この展覧会で注目の一つだったのは、「群魚図(鯛)」の「ルリハタ」に、
「プルシアンブルー」
という人工顔料が、日本で初めて使われたということだと、たしか日経新聞に書いてありました。注目して作品を見たら、確かに引き込まれるような不思議な色合いのブルーでした。
「プルシアンブルーの瞳」
とかいうタイトルの曲、安全地帯か、柳ジョージか何かで、なかったでしょうか?(安全地帯、玉置浩二の『プルシアンブルーの肖像』でした。)
さて、それから数か月。先日読んでいた片岡義男『文房具を買いに』(角川文庫)というカラー写真を多用した文庫本の中に、こんな一節が。
「青鉛筆の青はブルーではない、プロシアのブルーだ。」
あ、そうか「プルシアン」は「プロシアの」の意味か!
ドイツのマイセンの「赤」が「マイセン」でしか出せないように、「プロシア」でしか出せない青、それが「プルシアンブルー」なのではないか?と、「色の名前の由来」に気付いたのでした。
「ウィキペディア」によると「プルシアンブルー」は、「紺青(こんじょう)」で、
「鉄のシアノ錯体に過剰量の鉄イオンを加えることで、濃青色の沈殿として得られる顔料である。日本古来の天然顔料である岩紺青と区別するために花紺青と呼ぶことがある。ただし一般的には花紺青とはスマルトの別称である。Color Index Generic NameはPigment Blue 27である。この顔料に由来する色名としての紺青(プルシアンブルー)が存在する。」
だそうです。『広辞苑』でも「プルシアンブルー」を引くと「『紺青②』を見よ」となっていて、
「紺青」=②青色顔料。ヘキサシアノ鉄(Ⅱ)酸塩(フェロシアン化物)の溶液に硫化鉄(Ⅱ)を加えてできる白色沈殿を、塩素酸ナトリウムで酸化して製する。

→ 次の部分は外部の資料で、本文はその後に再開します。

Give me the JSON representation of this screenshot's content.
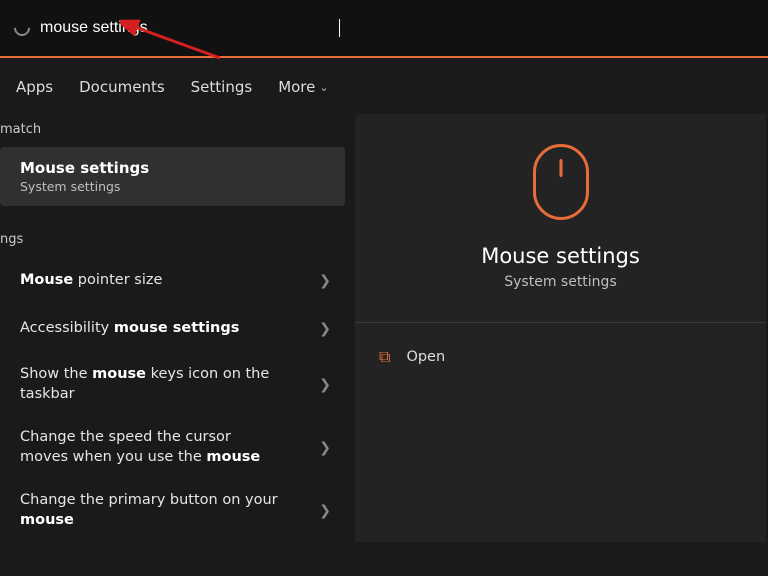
{
  "search": {
    "value": "mouse settings"
  },
  "tabs": {
    "t0": "Apps",
    "t1": "Documents",
    "t2": "Settings",
    "t3": "More"
  },
  "sections": {
    "bestmatch": "match",
    "settings": "ngs"
  },
  "best": {
    "title": "Mouse settings",
    "subtitle": "System settings"
  },
  "results": {
    "r0_pre": "Mouse",
    "r0_post": " pointer size",
    "r1_pre": "Accessibility ",
    "r1_bold": "mouse settings",
    "r2_pre": "Show the ",
    "r2_bold": "mouse",
    "r2_post": " keys icon on the taskbar",
    "r3_pre": "Change the speed the cursor moves when you use the ",
    "r3_bold": "mouse",
    "r4_pre": "Change the primary button on your ",
    "r4_bold": "mouse"
  },
  "detail": {
    "title": "Mouse settings",
    "subtitle": "System settings",
    "open": "Open"
  }
}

印刷インク・絵具・塗料などに用いる。ベレンス。タンブル青。プロシア青。ベルリン青。」
とありました。
おりもおり、京都細見美術館所蔵の作品を展示した「琳派若沖と雅の世界 」展が9月に大丸神戸店で行われると(ちょっと先だけど)。報道フロア招待券が置いてあって、誰ももっていきそうになかったので、もらっちゃった!

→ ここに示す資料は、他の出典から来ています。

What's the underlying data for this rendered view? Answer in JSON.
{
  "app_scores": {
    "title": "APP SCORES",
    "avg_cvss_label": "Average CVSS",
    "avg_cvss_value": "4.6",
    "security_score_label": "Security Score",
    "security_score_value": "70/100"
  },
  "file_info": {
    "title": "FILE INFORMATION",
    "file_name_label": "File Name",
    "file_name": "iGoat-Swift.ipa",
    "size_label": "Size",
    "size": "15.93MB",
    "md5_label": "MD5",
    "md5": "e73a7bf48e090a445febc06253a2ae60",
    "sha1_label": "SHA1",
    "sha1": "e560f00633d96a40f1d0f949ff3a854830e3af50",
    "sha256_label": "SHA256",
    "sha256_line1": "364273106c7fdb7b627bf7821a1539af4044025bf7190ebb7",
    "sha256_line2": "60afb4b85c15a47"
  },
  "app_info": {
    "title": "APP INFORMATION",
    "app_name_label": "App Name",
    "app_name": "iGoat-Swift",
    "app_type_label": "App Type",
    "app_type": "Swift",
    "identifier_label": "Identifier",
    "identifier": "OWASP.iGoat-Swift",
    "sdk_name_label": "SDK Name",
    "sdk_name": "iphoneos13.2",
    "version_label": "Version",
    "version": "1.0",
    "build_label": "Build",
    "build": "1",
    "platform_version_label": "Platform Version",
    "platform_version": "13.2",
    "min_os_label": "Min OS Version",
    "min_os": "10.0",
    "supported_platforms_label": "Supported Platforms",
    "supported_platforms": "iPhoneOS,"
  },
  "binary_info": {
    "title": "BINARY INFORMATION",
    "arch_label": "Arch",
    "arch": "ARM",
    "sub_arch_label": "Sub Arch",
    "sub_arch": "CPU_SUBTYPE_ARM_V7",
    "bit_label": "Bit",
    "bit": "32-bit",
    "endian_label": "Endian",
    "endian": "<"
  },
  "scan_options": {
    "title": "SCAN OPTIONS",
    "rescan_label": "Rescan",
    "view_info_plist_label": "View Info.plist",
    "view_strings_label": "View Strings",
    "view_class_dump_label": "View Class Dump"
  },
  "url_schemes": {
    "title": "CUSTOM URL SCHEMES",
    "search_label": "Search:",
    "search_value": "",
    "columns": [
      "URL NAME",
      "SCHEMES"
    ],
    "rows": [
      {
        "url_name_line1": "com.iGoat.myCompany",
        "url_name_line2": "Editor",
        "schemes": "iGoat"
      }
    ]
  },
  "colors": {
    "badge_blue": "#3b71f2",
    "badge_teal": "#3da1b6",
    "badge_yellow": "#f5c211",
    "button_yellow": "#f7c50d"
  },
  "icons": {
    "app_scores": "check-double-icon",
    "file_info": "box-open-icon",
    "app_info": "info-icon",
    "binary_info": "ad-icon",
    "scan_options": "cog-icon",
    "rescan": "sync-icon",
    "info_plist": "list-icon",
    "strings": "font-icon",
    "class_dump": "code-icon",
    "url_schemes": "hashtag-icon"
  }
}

そのチラシに載っていた若沖の「アヒル」の絵を見て、「バベルの塔」や「スケート」の絵を描いた「ブリューゲル親子」を思い出しました。なんか、タッチが似ている感じがして。日本画と洋画の融合を思わせますねえ。
若沖は1716年生まれで没年は1800年ですから、正に18世紀の人。ブリューゲルは16世紀の人ですが、オランダ・フランドル絵画は17世紀に入ってもその伝統が続いていたようですね。その後、ルーヴルのフランス絵画は18世紀1700年代で、若沖と年代が重なります。家に帰って、これまでに観に入った展覧会の分厚い解説本を何冊か引っ張り出して、見比べてしまいました。